Super Bowl o super boycott? All’azienda produttrice di birra Budweiser sono bastati 60 secondi di video #storytelling per scatenare i commenti del popolo americano (e non solo) in rete, dove l’ultima moda in fatto di protesta è il boicottaggio.

Ambientato verso la metà del 1800, nello spot pubblicitario Budweiser si vede un immigrato europeo mentre viaggia dalla Germania agli Stati Uniti e, infine, si stabilisce a St. Louis. L’uomo arriva in America e s’imbatte subito in una folla che gli dice “Torna a casa”. Più tardi, in un bar di St. Louis, qualcuno offre da bere a quest’uomo, prima che lo slogan “Quando niente ferma i tuoi sogni, questa è la birra che beviamo” appaia sullo schermo.

Alcuni hanno percepito questo spot di Budweiser come un velato (e forse neanche troppo) colpo al presidente Donald Trump, il quale ha focalizzato le sue prime due settimane nello studio ovale su un divieto di immigrazione, il Muslim Ban.
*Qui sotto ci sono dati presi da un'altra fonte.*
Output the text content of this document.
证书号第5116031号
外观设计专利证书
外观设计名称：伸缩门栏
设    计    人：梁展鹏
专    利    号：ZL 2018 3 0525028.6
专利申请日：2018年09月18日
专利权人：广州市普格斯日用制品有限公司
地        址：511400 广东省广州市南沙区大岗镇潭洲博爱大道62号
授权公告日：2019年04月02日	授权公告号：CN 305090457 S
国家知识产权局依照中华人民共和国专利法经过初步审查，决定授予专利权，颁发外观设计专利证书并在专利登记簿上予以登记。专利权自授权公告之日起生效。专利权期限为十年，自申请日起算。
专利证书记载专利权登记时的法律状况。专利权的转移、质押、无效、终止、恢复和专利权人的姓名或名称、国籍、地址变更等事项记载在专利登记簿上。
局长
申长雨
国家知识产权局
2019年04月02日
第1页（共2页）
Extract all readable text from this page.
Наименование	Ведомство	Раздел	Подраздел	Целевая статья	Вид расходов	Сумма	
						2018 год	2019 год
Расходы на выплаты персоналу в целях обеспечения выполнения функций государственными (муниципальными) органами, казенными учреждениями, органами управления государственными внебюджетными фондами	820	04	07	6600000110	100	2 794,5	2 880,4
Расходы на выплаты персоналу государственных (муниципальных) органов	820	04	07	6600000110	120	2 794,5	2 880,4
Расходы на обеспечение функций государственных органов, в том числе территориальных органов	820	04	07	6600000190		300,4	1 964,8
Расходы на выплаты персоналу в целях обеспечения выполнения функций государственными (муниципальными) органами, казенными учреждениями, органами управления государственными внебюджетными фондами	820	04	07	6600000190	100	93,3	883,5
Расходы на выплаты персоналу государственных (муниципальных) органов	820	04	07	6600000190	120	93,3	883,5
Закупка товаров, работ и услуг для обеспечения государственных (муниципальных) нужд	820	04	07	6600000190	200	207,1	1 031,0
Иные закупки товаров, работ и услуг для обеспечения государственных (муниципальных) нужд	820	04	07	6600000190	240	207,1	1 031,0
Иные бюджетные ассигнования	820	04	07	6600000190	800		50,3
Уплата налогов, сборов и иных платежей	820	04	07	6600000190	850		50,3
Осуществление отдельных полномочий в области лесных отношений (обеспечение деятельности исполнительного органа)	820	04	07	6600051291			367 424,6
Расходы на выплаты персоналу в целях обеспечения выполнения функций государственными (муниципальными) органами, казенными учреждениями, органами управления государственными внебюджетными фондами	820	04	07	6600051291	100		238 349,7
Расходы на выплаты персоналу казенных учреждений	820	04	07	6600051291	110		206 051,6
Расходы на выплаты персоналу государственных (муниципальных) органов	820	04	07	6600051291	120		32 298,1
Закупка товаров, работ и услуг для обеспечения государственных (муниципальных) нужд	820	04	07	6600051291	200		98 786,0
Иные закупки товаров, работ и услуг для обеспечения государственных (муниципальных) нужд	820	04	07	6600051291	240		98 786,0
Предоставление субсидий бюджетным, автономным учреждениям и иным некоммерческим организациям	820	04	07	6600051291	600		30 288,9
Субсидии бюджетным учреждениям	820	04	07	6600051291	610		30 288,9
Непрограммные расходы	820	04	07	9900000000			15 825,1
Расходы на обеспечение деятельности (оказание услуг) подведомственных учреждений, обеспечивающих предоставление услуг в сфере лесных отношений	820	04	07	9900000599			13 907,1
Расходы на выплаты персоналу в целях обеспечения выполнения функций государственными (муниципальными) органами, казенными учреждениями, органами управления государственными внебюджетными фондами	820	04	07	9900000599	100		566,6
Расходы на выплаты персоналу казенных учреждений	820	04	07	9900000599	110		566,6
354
Ma Ricardo Marques, vice presidente per il brand Budweiser negli U.S., nega l’intento di protesta contro il presidente e sottolinea, invece, la necessità, dietro lo spot, di ricordare al mondo il Sogno Americano, data la situazione sociale in cui versa.

Le reazioni sui social non si sono fatte attendere: alcune conversazioni su Twitter sono aggregate sotto l’hashtag #BoycottBudweiser, che ha raggiunto 1.18 Mln di visualizzazioni per ora. In molti hanno espresso la propria opinione in merito e si sono congratulati con Budweiser, dall’americano medio a personaggi politici come il repubblicano McMullin. Diversa la reazione dei sostenitori di Trump, che si sono dimostrati molto arrabbiati per il messaggio commerciale, visto come un vero attacco del brand al Presidente, e hanno lanciato la proposta di boicottare il brand della birra di riso.

Confrontando il profilo di Budweiser e quello di Donald Trump appare chiara la netta differenza tra il sentiment legato ai profili: molto positivo quello associato al brand della birra, decisamente meno quello associato al neo presidente.

Il sistema del boicottaggio non è nuovo sotto la neopresidenza di Trump, da parte dei propri sostenitori anche Starbucks, infatti, è rimasta vittima di questa pratica per aver promesso l’assunzione di 10,000 immigrati. Ledere la reputazione della marca è il chiaro intento di chi origina una campagna di boycott ma la domanda da porsi, a questo punto, è solo una: boicottare funziona davvero?